Minus this third way, the Peace Processes will continue to fail which can only in the next term strengthen the pro-war parties on both sides. On the Israeli side this will lead them to what Jimmy Carter has called apartheid (listen in the talk for specific reference to South Africa as a parallel)–falling birth rates for the Israelis and rising ones for the Palestinians leads to an even more brutal crackdown/occupation in the West Bank leading inevitably to even more violence volleyed from the Palestinian side, leading of course to more crackdowns….and the negative feedback cycle intensifies.

Don Beck on Afghanistan (and Stratified Democracy)

[Edit note: On the terminology of Spiral Dynamics, i.e. colors and their meanings, see here].

Surfing the intertubules last night via The Spiral Dynamics Wiki, I came across this talk Don Beck (co-founder of SD) gave at the World Bank. The video is less than stellar and the audio has some glitches but is still worth the time.

Beck lays out his theory of human emergence and how in his work in helping to end apartheid in South Africa he developed a stratified banking system–i.e. a bank model catered to each layer the social class-human development schema.

As my friend C4 would say, Don Beck has some ginormously big balls (ballz?). He goes into the World Bank (just watch the thing) and tells them to either reform the entire system, shut down, or change their name since they are lying about being the bank of the world.

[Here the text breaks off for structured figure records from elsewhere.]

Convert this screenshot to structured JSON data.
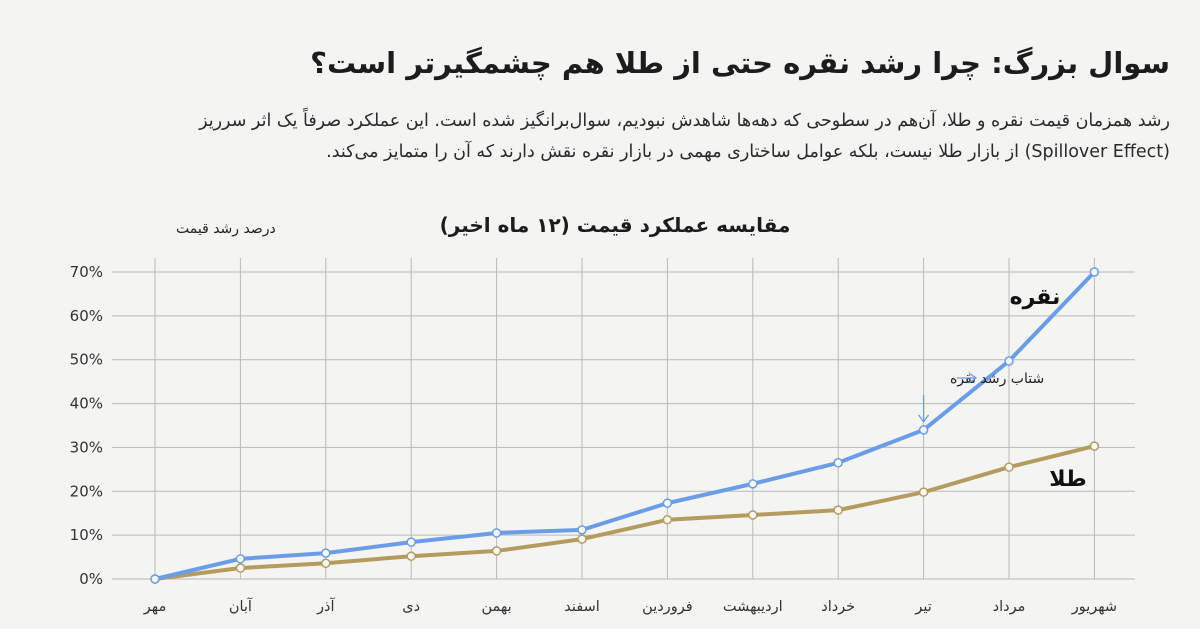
{
  "header": {
    "title": "سوال بزرگ: چرا رشد نقره حتی از طلا هم چشمگیرتر است؟",
    "paragraph_lines": [
      "رشد همزمان قیمت نقره و طلا، آن‌هم در سطوحی که دهه‌ها شاهدش نبودیم، سوال‌برانگیز شده است. این عملکرد صرفاً یک اثر سرریز",
      "(Spillover Effect) از بازار طلا نیست، بلکه عوامل ساختاری مهمی در بازار نقره نقش دارند که آن را متمایز می‌کند."
    ]
  },
  "chart_data": {
    "type": "line",
    "title": "مقایسه عملکرد قیمت (۱۲ ماه اخیر)",
    "ylabel": "درصد رشد قیمت",
    "xlabel": "",
    "categories": [
      "مهر",
      "آبان",
      "آذر",
      "دی",
      "بهمن",
      "اسفند",
      "فروردین",
      "اردیبهشت",
      "خرداد",
      "تیر",
      "مرداد",
      "شهریور"
    ],
    "ylim": [
      0,
      70
    ],
    "yticks": [
      "0%",
      "10%",
      "20%",
      "30%",
      "40%",
      "50%",
      "60%",
      "70%"
    ],
    "grid": true,
    "series": [
      {
        "name": "نقره",
        "color": "#6b9de6",
        "values": [
          0,
          4.6,
          5.9,
          8.4,
          10.5,
          11.2,
          17.3,
          21.7,
          26.5,
          34.0,
          49.7,
          70.0
        ]
      },
      {
        "name": "طلا",
        "color": "#b49c5f",
        "values": [
          0,
          2.5,
          3.6,
          5.2,
          6.4,
          9.1,
          13.5,
          14.6,
          15.7,
          19.8,
          25.5,
          30.3
        ]
      }
    ],
    "annotation": {
      "text": "شتاب رشد نقره",
      "category": "تیر",
      "series": "نقره"
    }
  }
}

He points out the World Bank is lost in what he calls (echoing Ken Wilber) “flatland”–which in more precise philosophical language is called the “myth of the given”. i.e. That there is literally only one world that we can all see with our eyes and therefore one solution fits all schemes are put forward. Some work because–without realizing the underlying causation–the World Bank schemes happen to gel with the actual needs/life conditions/level of development of the people. Not that the people doing this know that this is what they are doing–it’s more hit and miss (here a hit). Some plan works someplace so then it is automatically thought it will work everywhere else–not taking into account the levels of development–and therefore fails. And they don’t know why one succeeds while another fails.

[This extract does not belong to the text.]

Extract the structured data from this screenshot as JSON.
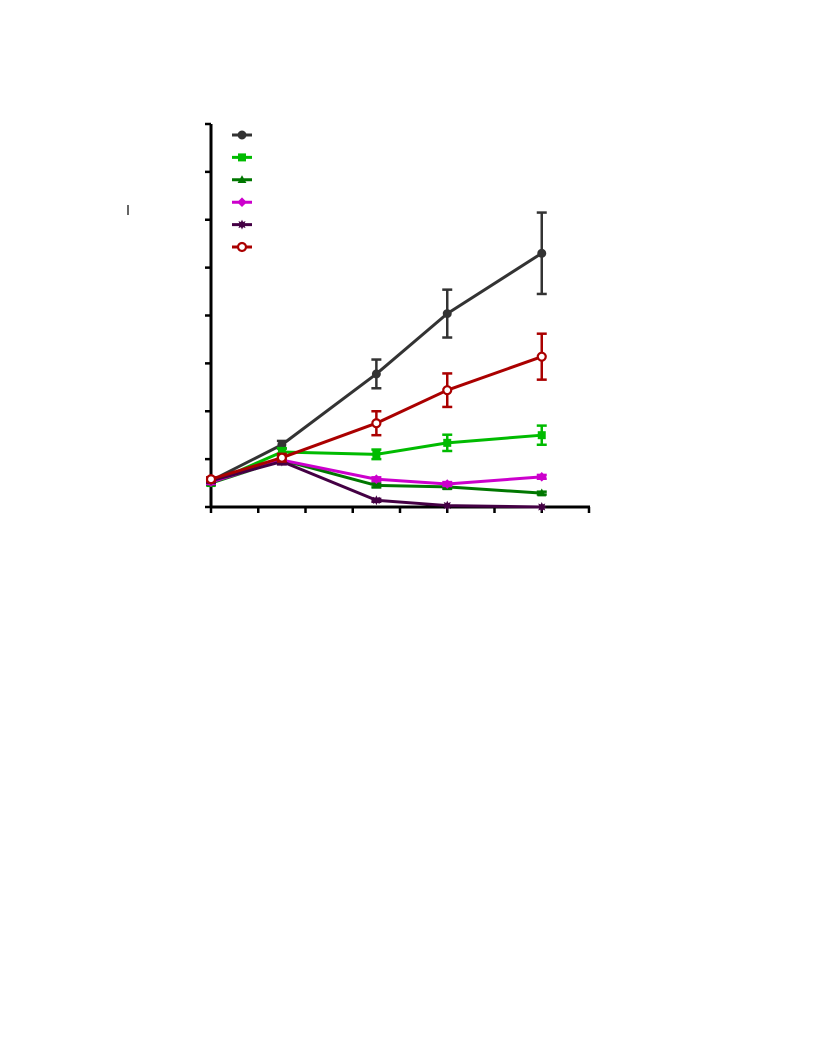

Beck applies this model to the issue of Afghanistan. Memetically Afghanistan breaks down in the following way. The Bonn Agreement of 2001 which the US brokered involving the Northern Alliance (non-Pashtun Northern Tribes of Afghanistan), Iran, India, NATO members, on the future post-Taliban Afghan government was bound to fail. It brought forward excessive notions of democracy and liberal rule of law notions to a situation that needed a 2nd World not 1st World Solution.

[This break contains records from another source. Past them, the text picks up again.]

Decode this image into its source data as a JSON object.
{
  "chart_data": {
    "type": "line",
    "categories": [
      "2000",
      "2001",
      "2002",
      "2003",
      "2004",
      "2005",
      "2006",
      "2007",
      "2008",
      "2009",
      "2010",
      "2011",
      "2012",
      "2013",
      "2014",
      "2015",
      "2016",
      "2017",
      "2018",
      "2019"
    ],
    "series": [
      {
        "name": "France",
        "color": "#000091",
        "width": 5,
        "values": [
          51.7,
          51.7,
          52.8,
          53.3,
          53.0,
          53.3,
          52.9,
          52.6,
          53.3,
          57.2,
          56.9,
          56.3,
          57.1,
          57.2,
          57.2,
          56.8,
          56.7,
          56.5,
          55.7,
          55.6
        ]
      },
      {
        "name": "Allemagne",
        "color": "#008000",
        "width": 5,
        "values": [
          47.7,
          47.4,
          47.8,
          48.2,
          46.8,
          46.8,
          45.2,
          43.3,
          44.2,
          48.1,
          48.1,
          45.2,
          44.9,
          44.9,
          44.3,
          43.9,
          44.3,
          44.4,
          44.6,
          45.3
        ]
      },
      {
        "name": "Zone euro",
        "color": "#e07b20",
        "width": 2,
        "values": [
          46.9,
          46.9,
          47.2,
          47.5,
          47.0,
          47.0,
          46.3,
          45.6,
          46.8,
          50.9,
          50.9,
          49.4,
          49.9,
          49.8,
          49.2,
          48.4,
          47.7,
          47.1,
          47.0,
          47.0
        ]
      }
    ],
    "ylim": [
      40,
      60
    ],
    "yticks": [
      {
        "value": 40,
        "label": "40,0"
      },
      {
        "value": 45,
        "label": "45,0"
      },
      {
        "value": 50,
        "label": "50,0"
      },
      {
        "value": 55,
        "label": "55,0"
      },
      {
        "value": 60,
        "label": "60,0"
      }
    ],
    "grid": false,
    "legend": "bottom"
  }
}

Afghanistan during the civil war of the 80s was run by red warlords. The Taliban came in and established peace via an imperial mechanism (destroyed warlords) and were originally greeted as liberators but quickly became pathological in their value system (extreme puritannical Sunni Islam). The US invasion broke the blue power structure leading to the return of the red warlords and a proto-orange cocoon centered around Kabul. That government has failed to have the strength necessary to deal with the rising insurgency (the return of the Taliban/Pashtun in the South and East).

Stratified democracy (better stratified governance I think) is the notion that the kind of government (like the kind of banking institution) has to paired to the appropriate station of life. For Afghanistan this would have been a Singapore-like consultation yes, parliamentary democracy vision no rule. And it certainly couldn’t have been built out of the dominance of the Northern Alliance with its more pro-India/pro-Iran stance.

This is the kind of work integral needs to be doing. Not in-house fighting or arguments about who has more lines/levels, who transcends and includes whoever else. [And this criticism swings in all directions of these communities].

It revived in my mind some thoughts I have had applying this model of stratification (love that term) to churches. A stratified ecclesiology.